Every fibre of my human make belongs to this category, if you don’t already know. I am quite the OCD person in my more than my 3 decades of existence.

But every ounce of my mom-being has forced myself to subscribe to the second school of thought – the one that advocates for a creative, happy mess.

I’ve held my tongue, resisted the urge to sort, and have never once told the kids to leave whatever they build as they are (so counter to the OCD nature, I know).

The refrain has always been: you build, you play, you dismantle, you keep; and the cycle repeats.
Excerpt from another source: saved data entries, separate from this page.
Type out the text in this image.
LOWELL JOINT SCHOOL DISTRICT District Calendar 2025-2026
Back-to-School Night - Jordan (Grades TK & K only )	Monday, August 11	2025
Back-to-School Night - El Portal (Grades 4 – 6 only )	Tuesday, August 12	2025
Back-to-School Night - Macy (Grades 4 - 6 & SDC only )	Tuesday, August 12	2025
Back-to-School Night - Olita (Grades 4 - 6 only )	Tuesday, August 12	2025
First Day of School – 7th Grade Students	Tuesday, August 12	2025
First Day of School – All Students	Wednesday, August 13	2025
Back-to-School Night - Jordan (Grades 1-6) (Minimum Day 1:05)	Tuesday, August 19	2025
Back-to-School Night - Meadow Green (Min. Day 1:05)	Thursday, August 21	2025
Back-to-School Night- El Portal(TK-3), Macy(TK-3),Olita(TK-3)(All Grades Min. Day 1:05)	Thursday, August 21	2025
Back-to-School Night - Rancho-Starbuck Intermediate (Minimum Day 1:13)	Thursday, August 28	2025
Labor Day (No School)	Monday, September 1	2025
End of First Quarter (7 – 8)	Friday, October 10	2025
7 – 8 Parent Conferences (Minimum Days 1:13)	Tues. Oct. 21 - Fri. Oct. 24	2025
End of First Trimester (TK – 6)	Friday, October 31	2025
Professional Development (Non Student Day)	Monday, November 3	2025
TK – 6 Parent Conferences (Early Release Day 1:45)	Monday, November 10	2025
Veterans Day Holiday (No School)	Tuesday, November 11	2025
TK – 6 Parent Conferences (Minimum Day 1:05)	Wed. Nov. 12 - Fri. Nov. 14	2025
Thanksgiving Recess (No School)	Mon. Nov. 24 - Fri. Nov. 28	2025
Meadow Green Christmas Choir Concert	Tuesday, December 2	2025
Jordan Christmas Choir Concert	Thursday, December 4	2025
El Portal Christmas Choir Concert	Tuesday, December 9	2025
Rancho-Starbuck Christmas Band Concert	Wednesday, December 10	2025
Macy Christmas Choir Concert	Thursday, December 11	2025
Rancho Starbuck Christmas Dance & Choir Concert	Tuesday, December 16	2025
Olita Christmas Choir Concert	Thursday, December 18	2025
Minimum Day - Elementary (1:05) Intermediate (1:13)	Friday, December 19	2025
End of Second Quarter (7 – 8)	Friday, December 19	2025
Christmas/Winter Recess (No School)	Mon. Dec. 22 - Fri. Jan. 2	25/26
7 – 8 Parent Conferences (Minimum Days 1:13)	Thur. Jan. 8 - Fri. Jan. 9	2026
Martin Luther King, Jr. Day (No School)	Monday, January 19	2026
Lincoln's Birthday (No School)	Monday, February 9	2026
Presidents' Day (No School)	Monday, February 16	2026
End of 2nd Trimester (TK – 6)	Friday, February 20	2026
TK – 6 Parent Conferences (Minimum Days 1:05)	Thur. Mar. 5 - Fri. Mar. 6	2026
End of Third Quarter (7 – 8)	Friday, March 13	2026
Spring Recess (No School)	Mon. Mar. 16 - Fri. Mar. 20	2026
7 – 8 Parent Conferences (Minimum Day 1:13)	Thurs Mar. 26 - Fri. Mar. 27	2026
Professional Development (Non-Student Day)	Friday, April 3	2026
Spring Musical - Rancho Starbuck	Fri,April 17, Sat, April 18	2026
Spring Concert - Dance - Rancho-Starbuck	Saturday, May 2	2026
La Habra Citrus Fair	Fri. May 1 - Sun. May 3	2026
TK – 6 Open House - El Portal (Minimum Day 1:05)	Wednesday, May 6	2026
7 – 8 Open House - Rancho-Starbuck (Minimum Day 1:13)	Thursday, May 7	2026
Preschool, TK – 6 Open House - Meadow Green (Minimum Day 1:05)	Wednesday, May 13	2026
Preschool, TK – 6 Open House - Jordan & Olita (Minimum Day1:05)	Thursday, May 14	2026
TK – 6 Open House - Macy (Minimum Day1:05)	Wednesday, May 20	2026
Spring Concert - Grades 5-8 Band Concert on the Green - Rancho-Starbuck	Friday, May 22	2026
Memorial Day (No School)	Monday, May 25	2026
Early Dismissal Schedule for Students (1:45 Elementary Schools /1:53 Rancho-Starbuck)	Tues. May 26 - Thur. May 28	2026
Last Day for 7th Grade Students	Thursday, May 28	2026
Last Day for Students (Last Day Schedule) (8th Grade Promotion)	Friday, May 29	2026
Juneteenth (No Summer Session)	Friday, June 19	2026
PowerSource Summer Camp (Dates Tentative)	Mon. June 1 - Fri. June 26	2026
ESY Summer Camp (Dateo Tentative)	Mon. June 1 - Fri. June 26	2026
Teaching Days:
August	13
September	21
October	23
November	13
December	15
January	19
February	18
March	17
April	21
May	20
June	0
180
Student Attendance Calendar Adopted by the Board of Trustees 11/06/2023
And this big pink drawstring bag containing a happy unsorted massive mess has inspired creativity in the Kao kids to infinity and beyond:

Case in point: the LEGO and Yahoo folks dropped me a mail a few weeks ago to say they were sending across a Ninjago Master Wu Dragon LEGO theme set, and I had announced to the kids that they would soon start a new LEGO project, much to their jubilation.

Now, my kids have a mother who is strict with screen time. And so while they are familiar with Ninjago from that very one LEGO magazine Ben has, they don’t know who’s who, what names belong to what ninja, much less the fact that there’s a dragon in the picture. In fact, their mom’s a Wu, and that by defaults makes me the Master Wu of the house (hurhurhur), and that’s about all the connection we can make with this thing coming our way.

But does it stop them from getting excited about the story of Ninjago, Master Wu and the dragon?

You guessed it right, if you know them by now. The answer is no; and the extension of it is that they can totally make up a whole LEGOverse filled with ninjas, masters, dragons, monsters, robots and funky people and spin many stories, talking for hours on end.

And play for a long time even before the theme set arrives.

And when it did, they admired (and used) the box for a few days first!



When it was finally inviting enough for them to decide to open the set, all it took was four solid hours of concentration from 6-year-old Ben, some sorting help from 5-year-old Becks, and lots of encouragement from 3-year-old Nat who took on the role of fixing minifigs for his brother to get this out.

Ninjago Master Wu Dragon

Ninjago Master Wu Dragon completed

And this dragon, complete with the ninjas, are now ready to enter the story that’s been spunned, imagined and reimagined days before they were being made, which provided many hours of storytelling fun for all three kids.

Ninjago fun

I believe one of the benefits of not sorting their LEGO out is that it promotes on the spot, thinking on one’s feet kind of inspiration to create as one thinks and finds. I am amazed by the endless stories my kids are telling while constructing, arranging and piecing, and that itself is stimulation and fodder for creativity, oral language development, and entertainment for me, that’s for sure!

Disclosure: This post was brought to you by Yahoo. The set mentioned in the picture was generously sponsored by LEGO. All opinions are my own.

P/S: I still believe in the goodness of being organised, and am thinking that as the kids get older, they would need to start sorting for more efficient building. Till then!